In a satirical context, a caricature is widely considered to hold a negative connotation. Caricatures, after all, are imitations in which certain traits are amplified for comedic and ironic purposes—sometimes with malicious intent. In Oscar Wilde’s short story The Model Millionaire, the character of Hughie Erskine is held up to be a caricature of an middle-upper-class gentleman in love. In The Model Millionaire, Wilde describes him as “wonderfully good-looking…as popular with men as he was with women…and [having] every accomplishment except that of making money”. He goes on to call him “a delightful, ineffectual young man with a perfect profile and no profession”. Wilde intends Hughie to be a sympathetic creature, with a good heart but not a brilliant head, whose love is hampered by his lack of funds.

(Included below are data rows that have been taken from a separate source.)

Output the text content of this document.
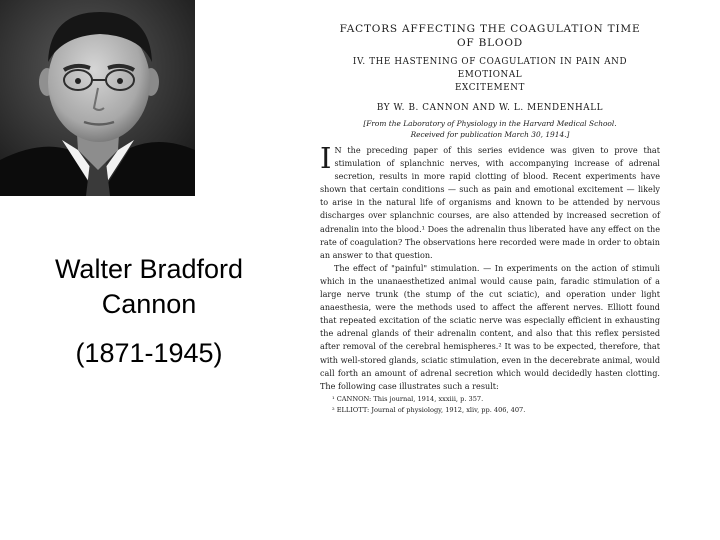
Walter Bradford
Cannon
(1871-1945)
FACTORS AFFECTING THE COAGULATION TIME
OF BLOOD
IV. THE HASTENING OF COAGULATION IN PAIN AND EMOTIONAL
EXCITEMENT
BY W. B. CANNON AND W. L. MENDENHALL
[From the Laboratory of Physiology in the Harvard Medical School.
Received for publication March 30, 1914.]

I N the preceding paper of this series evidence was given to prove that stimulation of splanchnic nerves, with accompanying increase of adrenal secretion, results in more rapid clotting of blood. Recent experiments have shown that certain conditions — such as pain and emotional excitement — likely to arise in the natural life of organisms and known to be attended by nervous discharges over splanchnic courses, are also attended by increased secretion of adrenalin into the blood.¹ Does the adrenalin thus liberated have any effect on the rate of coagulation? The observations here recorded were made in order to obtain an answer to that question.

The effect of "painful" stimulation. — In experiments on the action of stimuli which in the unanaesthetized animal would cause pain, faradic stimulation of a large nerve trunk (the stump of the cut sciatic), and operation under light anaesthesia, were the methods used to affect the afferent nerves. Elliott found that repeated excitation of the sciatic nerve was especially efficient in exhausting the adrenal glands of their adrenalin content, and also that this reflex persisted after removal of the cerebral hemispheres.² It was to be expected, therefore, that with well-stored glands, sciatic stimulation, even in the decerebrate animal, would call forth an amount of adrenal secretion which would decidedly hasten clotting. The following case illustrates such a result:

¹ CANNON: This journal, 1914, xxxiii, p. 357.
² ELLIOTT: Journal of physiology, 1912, xliv, pp. 406, 407.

This prototyping can lead to readers classifying Hughie with more flat, non-developmental characters—but Wilde shows where Hughie’s virtues lead to satisfactory closure.
“[The old beggar-man] looked so forlorn and wretched that Hughie could not help pitying him, and felt in his pockets to see what money he had…he walked across the studio and slipped the sovereign into the beggar's hand.” Dropping by artist and friend Alan Trevor, Hughie notices a man in beggar’s clothes modeling for his friend. Admiring the scene at first, Hughie turns scandalized by Alan’s revealing that his model receives a measly sum for posing. In a moment of self-perceived weakness, he takes his last money of value and gives it discreetly to the model, despite his own financial deficiency. His sweetheart ridicules him for his action, because her father will not allow their engagement without at least ten thousand pounds. When Alan discovers Hughie’s spontaneous alms-distribution, he “burst into a roar of laughter”, for “[t]he old man…in the studio was Baron Hausberg”, a millionaire who commissioned Alan to paint him as a beggar. The following morning, Hughie receives a ten thousand pound check financing his wedding from the Baron Hausberg. The cause-effect sequence is simple: firstly, a poor man gives his last valuable possession to a person he perceives to have a greater need. The first reaction from his surrounding society is ridicule. Then his situation turns on its head with a “thank-you card” from the poorer man, which solves the problem he entered the situation with. This literary formula used by Wilde is showcasing the positive and negative effects of charity, or as it was termed, virtue. Virtue—much like gratification—has two sides to it: the short- and long-term impact. Wilde communicates the short-term impact heavily by his companions, making the audience momentarily doubt the value of virtue at all. Hughie has a goal: to marry. Giving away his last sovereign is detrimental to that goal, as well as exposing him to contempt in the circles in which he had some standing (Wilde describes him as popular, with a “perfect profile”). The Baron Hausberg turns this around by bestowing a path to Hughie’s goal: giving the financial aid necessary to marry. What had seemed to hold Hughie back was inadvertently boosting him to his dream. Wilde’s position on virtue is summarized in financial terms. By giving all he had, Hughie receives all he desires.
This turn-of-events that Wilde shows the reader has a larger impact. Published in 1887, The Model Millionaire is in the thick of the Edwardian Age of literature. Wilde’s intended audience, those valuing high- and low-brow literature for its simplicity and exposition of virtues, would have recognized those same virtues prominent in Hughie’s character, as well as the Horatian satire presented in this situation. As a modern audience, however, readers must immerse themselves in Wilde’s intention or message that he, as the author, wants conveyed. Hughie’s role is simultaneously that of the everyman and of the hero, intended to be both who readers sympathize with and who the readers aspire to be. Wilde shows the audience the everyman in his social situation and the hero through Alan, who rebutting Hughie’s declaration of humiliation, pshaws, “Nonsense! It reflects the highest credit on your philanthropic spirit…” Hughie’s spur-of-the-moment, socially degrading display of virtue is what Wilde is telling his readers to imitate—with the right amount of tongue-in-cheek, ironic, French prods to uplift the narrative into a light read. Wilde addresses the circumstances with intelligence catering to the rarity of “the only people painters should know” with levity enough to please the “men who are dandies and women who are darlings”. In The Model Millionaire, it is Hughie’s sympathetic caricature of “his generous reckless nature” that endear him to Baron Hausberg and Wilde’s audience. Wilde closes his short story with a pun on millionaires and their modeling capabilities. With a new perspective on his a-prototypical caricature, Wilde encourages his readers to model themselves on his own model, rich not in money but in virtue.